4.3 . A fair coin is tossed \(n\) times. Let \(T_{n}\) be the number of times in the \(n\) tosses that a tail is followed by a head. Show that \(E\left[T_{n}\right]=(n-1) / 4\) and \(E\left[T_{n}^{2}\right]=\) \((n-1) / 4+[(n-2)(n-3)] / 16\) . Find Var \(\left[T_{n}\right]\) .
4.4 . A man with \(n\) keys wants to open his door. He tries the keys independently and at random. Let \(N_{n}\) be the number of trials required to open the door. Find \(E\left[N_{n}\right]\) and \(\operatorname{Var}\left[N_{n}\right]\) if (i) unsuccessful keys are not eliminated from further selections, (ii) if they are. Assume that exactly one of the keys can open the door.
In exercises 4.5 and 4.6 consider an item of equipment that is composed by assembling in a straight line 4 components of lengths \(X_{1}, X_{2}, X_{3}\) , and \(X_{4}\) , respectively. Let \(E\left[X_{1}\right]=20, E\left[X_{2}\right]=30, E\left[X_{3}\right]=40, E\left[X_{4}\right]=60\) .

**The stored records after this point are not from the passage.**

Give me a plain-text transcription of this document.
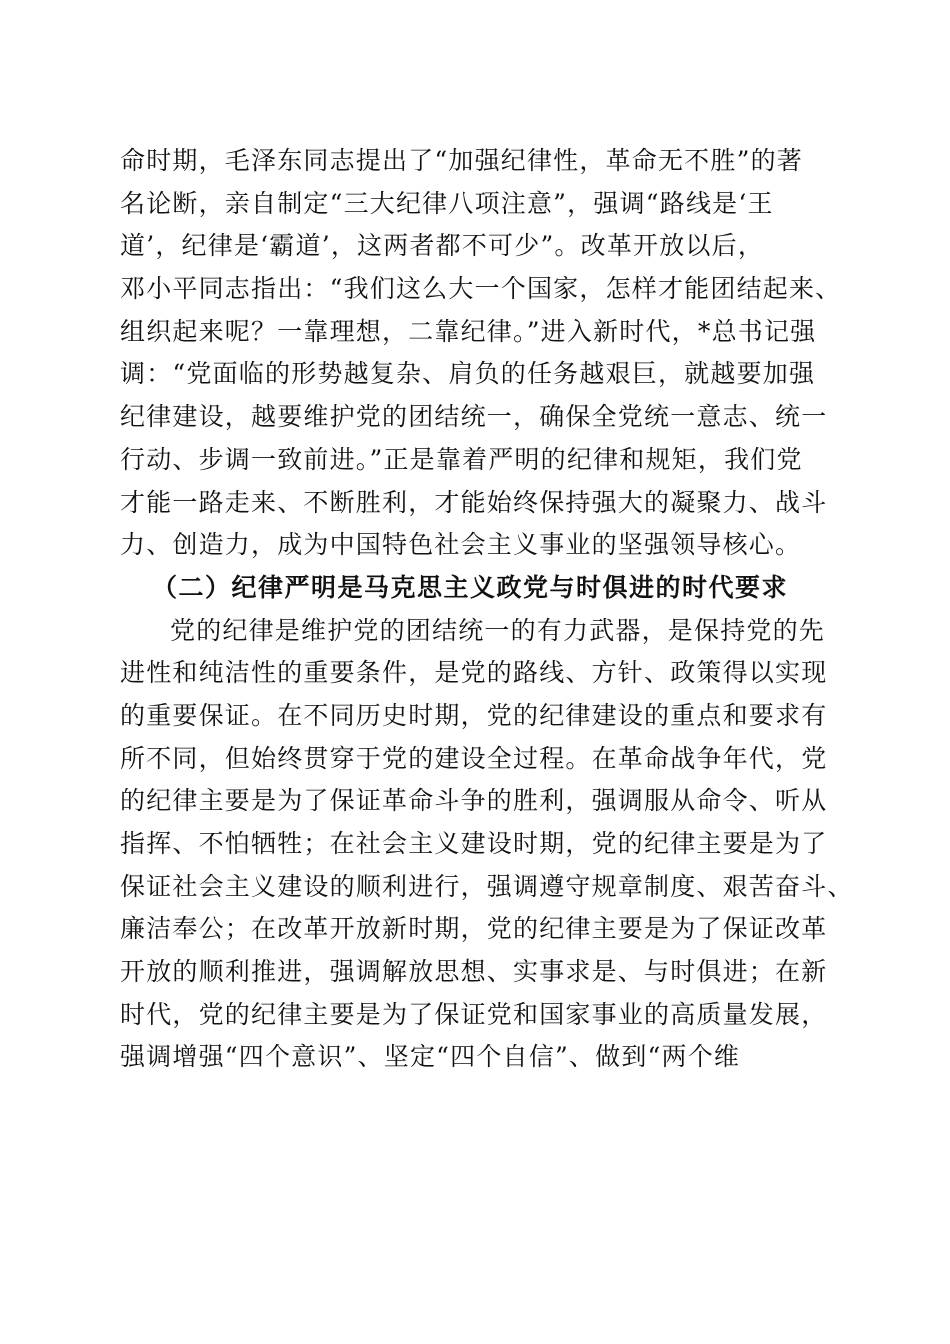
命时期，毛泽东同志提出了“加强纪律性，革命无不胜”的著
名论断，亲自制定“三大纪律八项注意”，强调“路线是‘王
道’，纪律是‘霸道’，这两者都不可少”。改革开放以后，
邓小平同志指出：“我们这么大一个国家，怎样才能团结起来、
组织起来呢？一靠理想，二靠纪律。”进入新时代，*总书记强
调：“党面临的形势越复杂、肩负的任务越艰巨，就越要加强
纪律建设，越要维护党的团结统一，确保全党统一意志、统一
行动、步调一致前进。”正是靠着严明的纪律和规矩，我们党
才能一路走来、不断胜利，才能始终保持强大的凝聚力、战斗
力、创造力，成为中国特色社会主义事业的坚强领导核心。
（二）纪律严明是马克思主义政党与时俱进的时代要求
党的纪律是维护党的团结统一的有力武器，是保持党的先
进性和纯洁性的重要条件，是党的路线、方针、政策得以实现
的重要保证。在不同历史时期，党的纪律建设的重点和要求有
所不同，但始终贯穿于党的建设全过程。在革命战争年代，党
的纪律主要是为了保证革命斗争的胜利，强调服从命令、听从
指挥、不怕牺牲；在社会主义建设时期，党的纪律主要是为了
保证社会主义建设的顺利进行，强调遵守规章制度、艰苦奋斗、
廉洁奉公；在改革开放新时期，党的纪律主要是为了保证改革
开放的顺利推进，强调解放思想、实事求是、与时俱进；在新
时代，党的纪律主要是为了保证党和国家事业的高质量发展，
强调增强“四个意识”、坚定“四个自信”、做到“两个维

4.5 . Assume \(\operatorname{Var}\left[X_{j}\right]=4\) for \(j=1, \ldots, 4\) .
(i) Find the mean and variance of the length \(L=X_{1}+X_{2}+X_{3}+X_{4}\) of the item if \(X_{1}, X_{2}, X_{3}\) , and \(X_{4}\) are uncorrelated.
(ii) Find the mean and variance of \(L\) if \(\rho\left(X_{j}, X_{k}\right)=0.2\) for \(1 \leq j
Answer
\(E[L]=150\) . (i) \(\operatorname{Var}[L]=16\) ; (ii) \(\operatorname{Var}[L]=25.6\) .
4.6 . Assume that \(\sigma\left[X_{j}\right]=(0.1) E\left[X_{j}\right]\) for \(j=1, \ldots, 4\) . Find the ratio \(E[L] / \sigma[L]\) , called the measurement signal-to-noise ratio of the length \(L\) (see section 6), for both cases considered in exercise 4.5.